On the other hand, I notice that J. Biden has surrounded himself with strong warhawks, often those left over from his and Obama's regime.
What are the chances of the Trump withdrawals being totally reversed? I think "pretty good" because when Biden stops fracking, America will have to begin importing oil again and so will desire control over the Middle East.
G. N. Kendall, Rothesay Bay.
Short & sweet
The memorial is attractive and well-designed and will look brilliant. People are often conservative and opposed to new works of art, such as Michael Parekowhai's wonderful waterfront sculpture, Give it time and even the Parnell nimbies will come to love it. J. Drake, Remuera.
Sick leave should only be used when an employee is actually sick; not taken as an annual entitlement. Gary Andrews, Mt Maunganui.
Comments around wages and productivity bring to mind the nursery rhyme See-saw Margery Daw, believed to be originally about child workers in the Victorian era. Johnny could earn but a penny a day, because he couldn't work any faster. Glennys Adams, Oneroa.

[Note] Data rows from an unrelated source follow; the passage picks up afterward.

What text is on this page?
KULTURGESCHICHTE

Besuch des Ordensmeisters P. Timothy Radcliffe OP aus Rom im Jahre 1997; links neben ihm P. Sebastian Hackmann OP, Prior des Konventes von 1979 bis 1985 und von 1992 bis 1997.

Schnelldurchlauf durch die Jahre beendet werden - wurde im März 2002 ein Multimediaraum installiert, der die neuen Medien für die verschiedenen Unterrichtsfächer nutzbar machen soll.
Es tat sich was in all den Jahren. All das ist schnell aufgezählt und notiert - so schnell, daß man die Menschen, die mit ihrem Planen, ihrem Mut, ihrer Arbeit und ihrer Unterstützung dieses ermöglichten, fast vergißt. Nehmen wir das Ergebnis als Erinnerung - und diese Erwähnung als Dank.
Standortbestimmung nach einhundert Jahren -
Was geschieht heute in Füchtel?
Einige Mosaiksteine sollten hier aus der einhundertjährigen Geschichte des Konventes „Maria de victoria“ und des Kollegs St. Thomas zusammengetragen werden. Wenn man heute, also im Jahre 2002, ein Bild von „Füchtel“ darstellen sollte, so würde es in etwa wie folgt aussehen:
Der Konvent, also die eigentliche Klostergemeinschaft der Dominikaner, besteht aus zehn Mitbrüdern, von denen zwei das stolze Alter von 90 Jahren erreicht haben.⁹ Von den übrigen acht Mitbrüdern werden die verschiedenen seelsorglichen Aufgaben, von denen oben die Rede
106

Our MPs should swear allegiance to New Zealand before the British Queen. Dave Pitches, Howick.
Rawiri Waititi objecting to any form of submission to "a sovereign that they never gave sovereignty to" is astounding; for surely that is exactly what Māori agreed to under article 1 of Te Tiriti o Waitangi. Graham M. Upton, Freemans Bay.
Message to Adrian Orr: Stop printing money. I worked for mine. Reg Dempster, Albany.
I have always understood Friday the 13th was regarded as an unlucky day. I cannot understand why the same connotation now seems to be applied to November 27. Pure commercialism? Peter Clapshaw, Remuera.
I see that New Zealand is acquiring a new national anthem, More, more, more, now, now, now. Everybody is singing it. Tony Barnett, Pukekohe.
A Guardian article was headlined "Lame duck pardons turkey" . I thought the US Supreme Court has stated a president could not pardon himself? Rod Lyons, Muriwai.